The solution is simple. The reason Minnesota even considered subsidizing the stadium for the Twins was the threat to move the Twins to another town that would be willing to pay for a stadium. (Minnesota turned them down). It should be illegal for any town or any state or province to subsidize, with tax dollars, a professional sports stadium. All of the other subsidies should also stop, including “hidden” subsidies, like the costs of dealing with environmental damage caused by factories and industries.

Every corporation should be required to clean up after themselves– if they complain that they can’t afford to do this, they shouldn’t be in business. Should car manufacturers pay to build roads? They’ll scream bloody murder. They’ll say that it would make cars too expensive.

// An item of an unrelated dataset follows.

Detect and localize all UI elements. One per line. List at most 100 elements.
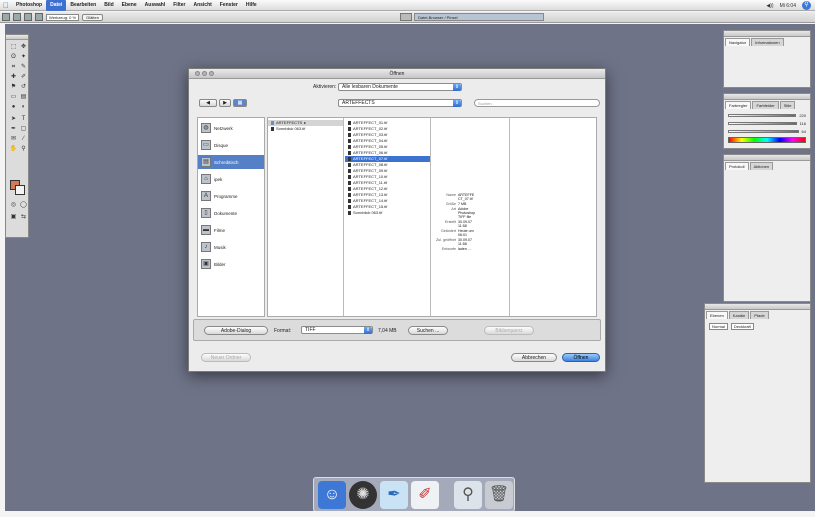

Well, isn’t that a thought! You mean the real cost of cars is far higher than the sticker price? How about the cost of bodily injuries caused by speeding? Maybe we should have built up the public transit services instead of the highways. Maybe we should have more trains and buses today and less Firebirds and Intrepids. Read the history of the development of our cities: this idea is not as far-fetched as you think.

Finally, no bank– including the IMF– should be allowed to loan money to any government that is not certifiably democratically elected. Why should the people of Brazil or Argentina pay for F-14 fighter jets ordered by the illegal governments that ran those countries in the 1970’s? Do you know what those jets were used for? Nothing. Do you know where the money is coming from to pay back those loans? It’s coming out of the schools and hospitals and development projects that are needed to help the average people of these countries survive.

Either that, or we should learn to shut up about welfare recipients.